Clearly (to me) I can write each $f_k$ as

\begin{align} f_k(\mathbf{x}) &= \sum_{j=1}^{\ell} w_{j,k}^{(2)} N^{\rho}_j(\mathbf{x}) + w_{0,k}^{(2)}, \end{align} where $N^{\rho}_{j}$ is a node for $j=1,\ldots,\ell$. Now I see that $f_k$ is a node which takes as input the output of other nodes. But how can I formalise this in an algorithm?

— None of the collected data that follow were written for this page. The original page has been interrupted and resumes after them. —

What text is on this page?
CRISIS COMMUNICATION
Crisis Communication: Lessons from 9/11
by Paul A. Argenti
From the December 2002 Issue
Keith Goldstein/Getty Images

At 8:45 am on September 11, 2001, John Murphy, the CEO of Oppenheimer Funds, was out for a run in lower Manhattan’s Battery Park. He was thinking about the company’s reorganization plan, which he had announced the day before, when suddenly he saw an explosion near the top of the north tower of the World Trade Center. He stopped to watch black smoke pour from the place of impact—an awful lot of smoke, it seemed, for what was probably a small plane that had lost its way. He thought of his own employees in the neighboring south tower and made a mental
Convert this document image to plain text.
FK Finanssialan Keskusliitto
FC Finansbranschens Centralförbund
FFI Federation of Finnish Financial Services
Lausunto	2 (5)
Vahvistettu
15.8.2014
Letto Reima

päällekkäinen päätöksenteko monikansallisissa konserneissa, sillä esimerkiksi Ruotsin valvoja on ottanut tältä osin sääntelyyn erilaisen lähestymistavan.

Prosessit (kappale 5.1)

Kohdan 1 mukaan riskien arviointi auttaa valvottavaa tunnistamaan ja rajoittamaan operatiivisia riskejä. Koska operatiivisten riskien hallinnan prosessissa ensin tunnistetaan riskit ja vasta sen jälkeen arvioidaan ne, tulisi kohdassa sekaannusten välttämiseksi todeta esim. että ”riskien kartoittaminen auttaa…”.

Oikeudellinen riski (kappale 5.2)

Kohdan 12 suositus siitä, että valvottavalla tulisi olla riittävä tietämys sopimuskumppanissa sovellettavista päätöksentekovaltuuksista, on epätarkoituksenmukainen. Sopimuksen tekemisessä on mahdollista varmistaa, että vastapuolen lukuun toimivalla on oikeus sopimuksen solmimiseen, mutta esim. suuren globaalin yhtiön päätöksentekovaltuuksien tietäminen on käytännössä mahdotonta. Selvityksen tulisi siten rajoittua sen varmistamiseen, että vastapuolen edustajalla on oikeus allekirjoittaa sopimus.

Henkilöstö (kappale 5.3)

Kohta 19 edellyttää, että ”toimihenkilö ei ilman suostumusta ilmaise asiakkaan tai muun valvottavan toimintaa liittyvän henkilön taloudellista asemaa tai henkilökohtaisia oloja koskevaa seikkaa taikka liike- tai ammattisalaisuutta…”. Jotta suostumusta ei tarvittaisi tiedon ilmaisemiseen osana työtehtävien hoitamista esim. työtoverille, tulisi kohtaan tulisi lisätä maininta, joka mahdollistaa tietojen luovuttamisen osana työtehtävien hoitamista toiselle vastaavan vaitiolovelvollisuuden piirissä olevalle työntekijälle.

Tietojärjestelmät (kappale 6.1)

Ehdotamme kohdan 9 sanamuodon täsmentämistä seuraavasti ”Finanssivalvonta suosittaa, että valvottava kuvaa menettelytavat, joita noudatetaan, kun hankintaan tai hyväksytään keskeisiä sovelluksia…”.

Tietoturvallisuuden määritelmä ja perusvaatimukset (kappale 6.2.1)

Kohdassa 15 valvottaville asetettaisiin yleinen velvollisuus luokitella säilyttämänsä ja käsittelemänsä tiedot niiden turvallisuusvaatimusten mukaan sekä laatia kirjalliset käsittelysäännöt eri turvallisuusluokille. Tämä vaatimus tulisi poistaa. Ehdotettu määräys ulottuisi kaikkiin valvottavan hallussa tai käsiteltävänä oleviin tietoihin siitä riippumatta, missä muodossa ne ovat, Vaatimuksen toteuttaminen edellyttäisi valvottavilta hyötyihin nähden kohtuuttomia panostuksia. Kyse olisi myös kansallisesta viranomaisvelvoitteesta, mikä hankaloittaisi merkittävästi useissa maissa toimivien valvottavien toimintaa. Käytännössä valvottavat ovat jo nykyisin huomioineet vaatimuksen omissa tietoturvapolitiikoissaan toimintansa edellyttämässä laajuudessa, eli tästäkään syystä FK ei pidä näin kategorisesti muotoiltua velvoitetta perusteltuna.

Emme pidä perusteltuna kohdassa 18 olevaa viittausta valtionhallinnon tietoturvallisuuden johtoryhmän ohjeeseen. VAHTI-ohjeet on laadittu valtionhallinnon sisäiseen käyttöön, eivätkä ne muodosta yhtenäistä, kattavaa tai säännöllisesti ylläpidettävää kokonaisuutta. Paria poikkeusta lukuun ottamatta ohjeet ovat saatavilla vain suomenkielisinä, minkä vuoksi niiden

And does it generalize to Deep Feedforward Neural Networks?

Answer 1

I think you can do this in multiple ways.

The easiest algorithm that comes to my mind right now produces a sparse (which is also some kind of block matrix) $N \times N$ adjacency matrix for a typical MLP/FFN with a total of $N$ neurons (including input and output neurons), where each neuron $n_l^k$ at layer $l$ has a directed edge that goes into all neurons at layer $l+1$.

This is the algorithm.

1. Create an $N \times N$ matrix $G \in \{0, 1\}^{N \times N}$ with zeros

   • Comment 1: $G_{ij}$ is the element of the matrix at row $i$ and column $j$.

   • Comment 2: Indices $i$ and $j$ start at $1$ and end at $N$

   • Comment 3: if we set $G_{ij} = 1$, then there's a directed edge from neuron $i$ to neuron $j$ (but not necessarily vice-versa: for that to be true, we would also need $G_{ji} = 1$)

   • Comment 4: we need to create a mapping between the indices $i$ and $j$ and the neurons in the neural network; this is done below!

2. Let $c(l)$ be the number of neurons at layer $l$

3. For each layer $l = 0, \dots, L - 1$

   • Comment 5: $l = 0$ is the input layer and $L$ is the output layer
   2. For $k=1, \dots, c(l)$
      • Comment 6: for example, $n_l^k = n_2^3$ is the third neuron at the first hidden layer
      1. Let $M = \sum_{h=0}^{l-1} c(h)$
         • Comment 7: $M$ is the number of neurons processed so far in the previous layers (excluding the neurons in the current layer)
      2. $i = k + M$
      3. For $t = 1, \dots, c(l+1)$
         1. $j = t + c(l) + M$
            • $j$ is basically the index of the graph $G$ that corresponds to the neuron $t$ in the next layer $l+1$
         2. Set $G_{ij} = 1$

4. Return the matrix $G$

The time complexity of this algorithm should roughly be $\mathcal{O}(L* {\max_l c(l)}^2)$. So, for example, for a neural network with 3 layers, 2 inputs, 5 hidden neurons, and 2 outputs, what would be the number of operations?